Wella had malaria, was severely malnourished and appeared to be the “saddest child,” Kaylee said. She stayed behind with Wella while James flew back to the U.S. to work and raise funds for the adoption fees and to support his family — he was gone for six months.

Kaylee said she’d always wanted to live in Africa, but those months apart from her husband were “the hardest.” She lived in rural Kpando, without running water and limited electricity. She was also a new parent — and for a time a “single” parent.

James said he spent the long separation in a “zombie-like” state, going through the motions. Then a phone call changed everything. Officials from the Tim Tebow Foundation offered an $8,000 adoption grant.

“We hadn’t even applied for the grant,” James said.

The foundation heard of their plight through an organization called Show Hope. The funds covered most of their remaining adoption fees, and they used savings for James’ return to Ghana.

While they wait to return to the U.S., other opportunities have opened up.
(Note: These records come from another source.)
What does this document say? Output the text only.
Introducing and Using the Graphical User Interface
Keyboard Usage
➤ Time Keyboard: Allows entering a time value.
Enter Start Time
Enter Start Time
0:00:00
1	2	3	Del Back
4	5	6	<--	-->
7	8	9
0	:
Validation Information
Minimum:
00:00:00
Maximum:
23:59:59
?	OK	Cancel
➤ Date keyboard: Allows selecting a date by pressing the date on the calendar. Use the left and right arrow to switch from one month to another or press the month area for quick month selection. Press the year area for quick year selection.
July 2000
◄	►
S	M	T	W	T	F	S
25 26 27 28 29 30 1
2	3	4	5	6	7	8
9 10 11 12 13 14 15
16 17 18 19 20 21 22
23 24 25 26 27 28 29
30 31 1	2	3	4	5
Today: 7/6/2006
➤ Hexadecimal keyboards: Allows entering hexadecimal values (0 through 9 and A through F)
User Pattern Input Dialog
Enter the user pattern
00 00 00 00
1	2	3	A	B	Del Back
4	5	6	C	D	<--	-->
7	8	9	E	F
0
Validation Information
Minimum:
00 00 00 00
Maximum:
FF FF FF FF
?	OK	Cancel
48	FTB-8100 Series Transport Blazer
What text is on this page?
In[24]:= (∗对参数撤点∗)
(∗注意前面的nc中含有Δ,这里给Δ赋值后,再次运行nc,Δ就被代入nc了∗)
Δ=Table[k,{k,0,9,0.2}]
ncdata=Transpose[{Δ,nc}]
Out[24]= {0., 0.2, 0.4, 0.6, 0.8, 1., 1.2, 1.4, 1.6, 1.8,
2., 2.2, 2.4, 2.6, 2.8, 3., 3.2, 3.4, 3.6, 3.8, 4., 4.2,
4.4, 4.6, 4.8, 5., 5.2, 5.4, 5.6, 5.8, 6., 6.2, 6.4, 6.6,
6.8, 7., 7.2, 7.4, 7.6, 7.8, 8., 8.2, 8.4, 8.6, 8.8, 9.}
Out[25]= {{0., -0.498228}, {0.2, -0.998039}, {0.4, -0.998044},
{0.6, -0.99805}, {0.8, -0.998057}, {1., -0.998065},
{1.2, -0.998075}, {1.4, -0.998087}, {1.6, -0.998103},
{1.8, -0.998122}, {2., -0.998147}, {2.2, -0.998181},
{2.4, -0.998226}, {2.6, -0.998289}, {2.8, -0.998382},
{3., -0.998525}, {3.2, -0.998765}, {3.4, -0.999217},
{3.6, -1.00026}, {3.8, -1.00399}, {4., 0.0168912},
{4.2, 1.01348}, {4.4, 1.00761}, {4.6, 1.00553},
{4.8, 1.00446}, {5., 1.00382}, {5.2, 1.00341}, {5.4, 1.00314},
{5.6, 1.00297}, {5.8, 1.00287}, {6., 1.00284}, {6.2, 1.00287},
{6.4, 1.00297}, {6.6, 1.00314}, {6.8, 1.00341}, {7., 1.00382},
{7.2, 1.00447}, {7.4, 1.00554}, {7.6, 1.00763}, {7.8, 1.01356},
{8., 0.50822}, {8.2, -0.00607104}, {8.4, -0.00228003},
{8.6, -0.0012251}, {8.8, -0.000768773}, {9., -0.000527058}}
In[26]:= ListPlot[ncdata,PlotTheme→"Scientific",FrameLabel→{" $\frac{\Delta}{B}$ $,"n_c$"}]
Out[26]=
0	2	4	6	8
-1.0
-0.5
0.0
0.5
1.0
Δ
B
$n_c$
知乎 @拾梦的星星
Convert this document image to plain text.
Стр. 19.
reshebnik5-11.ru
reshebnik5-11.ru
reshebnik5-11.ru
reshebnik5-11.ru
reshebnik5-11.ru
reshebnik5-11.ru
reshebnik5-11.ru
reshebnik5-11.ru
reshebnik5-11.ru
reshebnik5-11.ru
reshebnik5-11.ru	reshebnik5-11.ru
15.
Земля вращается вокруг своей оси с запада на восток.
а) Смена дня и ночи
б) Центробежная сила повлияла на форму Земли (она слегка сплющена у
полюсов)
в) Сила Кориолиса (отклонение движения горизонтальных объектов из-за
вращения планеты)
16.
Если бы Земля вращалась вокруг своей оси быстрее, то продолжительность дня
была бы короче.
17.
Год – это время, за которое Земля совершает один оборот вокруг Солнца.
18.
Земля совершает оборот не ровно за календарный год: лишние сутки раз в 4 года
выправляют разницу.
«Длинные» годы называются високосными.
Kaylee started a position as a marketer and videographer for an international school in Accra in exchange for a house near the U.S. embassy.

They’ve also grown their coffee business Level Grounds Xpresso, which features beans from coffee farms in Kenya, Peru, Guatemala, Costa Rica and Papua New Guinea. One special six-bean espresso is called “Wella’s Blend” after their daughter.

Sales cover the Wilsons’ living expenses, and the products are available at The Corner Cup in John Day or online at levelgroundsxpresso.com.

Uncertain of when they’ll return, the couple said they are trying to relax and enjoy being a family.

“She’s very caring and affectionate, and she’s grown to love us,” James said.

Kaylee said she’s amazed at how Wella has taken on many of their personality traits, including sense of humor.

Eager to preserve her daughter’s history, Kaylee has filmed much of their time in Africa.

“We want her to be proud of where she came from and proud of her culture,” she said.

James said they want to share their story to encourage others who may be thinking of adoption.

“Don’t let yourself be guided by fear,” he said. “I think God has changed me in so many ways. Looking back to the boy that I was, that’s not the man that I am today.”

Kaylee added, “(Since) we knew this is what God was asking us to do ... we knew he would get us through it.”

When the Wilsons are back on U.S. soil, they will transition in John Day, then plan to open a coffee shop, continue overseas work and adopt more children.

“Whether we’re home in three weeks, three months or three years, we are grateful because we’re learning and growing, and we are together,” Kaylee said. “We thought we had a timeline, but so far, looking back, God is in control, and his timing is perfect.”